Aujourd’hui, l'objectif pour les ouvrier.ère.s est de se constituer en coopérative pour fabriquer des panneaux photovoltaïques et des batteries électriques. Le procédé a été breveté par la start up milanaise Semperampere, et consiste à utiliser une pâte sans lithium, silicium, cobalt, terre rares ou autres métaux lourds. Lors de notre visite sur place le 15 avril, les ouvrier.ère. étaient réuni.e.s pour discuter de l'avenir industriel de l’usine.
Pour permettre la création de la coopérative, un crowdfunding a été créé. Si vous voulez contribuer financièrement à la lutte, le lien est ici. De nombreuses projections du film “E tu come Stai?” ("Et toi, comment tu vas ?") qui retrace l’histoire de la mobilisation, sont organisées dans toute l’Europe pour récolter de l’argent et soutenir la mobilisation.
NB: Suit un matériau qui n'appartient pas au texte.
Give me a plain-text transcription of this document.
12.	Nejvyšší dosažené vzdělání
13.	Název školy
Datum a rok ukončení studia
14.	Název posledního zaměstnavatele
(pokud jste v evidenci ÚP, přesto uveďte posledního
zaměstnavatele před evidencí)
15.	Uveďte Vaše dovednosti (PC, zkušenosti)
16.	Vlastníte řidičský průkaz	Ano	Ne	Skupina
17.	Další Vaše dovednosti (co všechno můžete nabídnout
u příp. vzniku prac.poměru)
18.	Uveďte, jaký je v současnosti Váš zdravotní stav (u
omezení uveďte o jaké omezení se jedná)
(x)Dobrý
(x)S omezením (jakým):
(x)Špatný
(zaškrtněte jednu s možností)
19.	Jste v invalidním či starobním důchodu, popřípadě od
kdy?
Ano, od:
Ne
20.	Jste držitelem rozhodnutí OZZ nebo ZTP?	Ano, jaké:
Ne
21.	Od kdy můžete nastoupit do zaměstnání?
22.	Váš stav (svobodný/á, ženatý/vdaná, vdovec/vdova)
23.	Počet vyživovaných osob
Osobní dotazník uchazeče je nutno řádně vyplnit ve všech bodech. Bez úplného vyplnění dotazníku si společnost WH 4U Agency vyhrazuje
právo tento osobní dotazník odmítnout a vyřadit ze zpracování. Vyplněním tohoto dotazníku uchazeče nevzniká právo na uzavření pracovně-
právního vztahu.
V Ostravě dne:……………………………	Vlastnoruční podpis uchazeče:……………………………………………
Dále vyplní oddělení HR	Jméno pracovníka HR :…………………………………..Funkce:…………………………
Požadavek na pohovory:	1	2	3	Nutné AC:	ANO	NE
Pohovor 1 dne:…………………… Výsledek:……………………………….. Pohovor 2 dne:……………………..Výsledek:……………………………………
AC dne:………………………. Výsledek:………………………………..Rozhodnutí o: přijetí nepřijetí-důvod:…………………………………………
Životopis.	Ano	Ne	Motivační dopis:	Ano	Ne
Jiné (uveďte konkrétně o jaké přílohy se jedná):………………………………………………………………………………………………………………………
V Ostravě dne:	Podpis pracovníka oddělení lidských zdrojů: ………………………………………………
En attendant, les prochaines échéances pour la mobilisation sont les suivantes :
-La Legacoop (fédération des coopératives italiennes) doit étudier le projet de la coopérative d’Ex-GKN et décider de son intégration ou non au sein de la fédération.
-Le CNR (équivalent italien du CNRS) doit, quant à lui, valider la faisabilité technique du projet (porté par la start up Semperampere).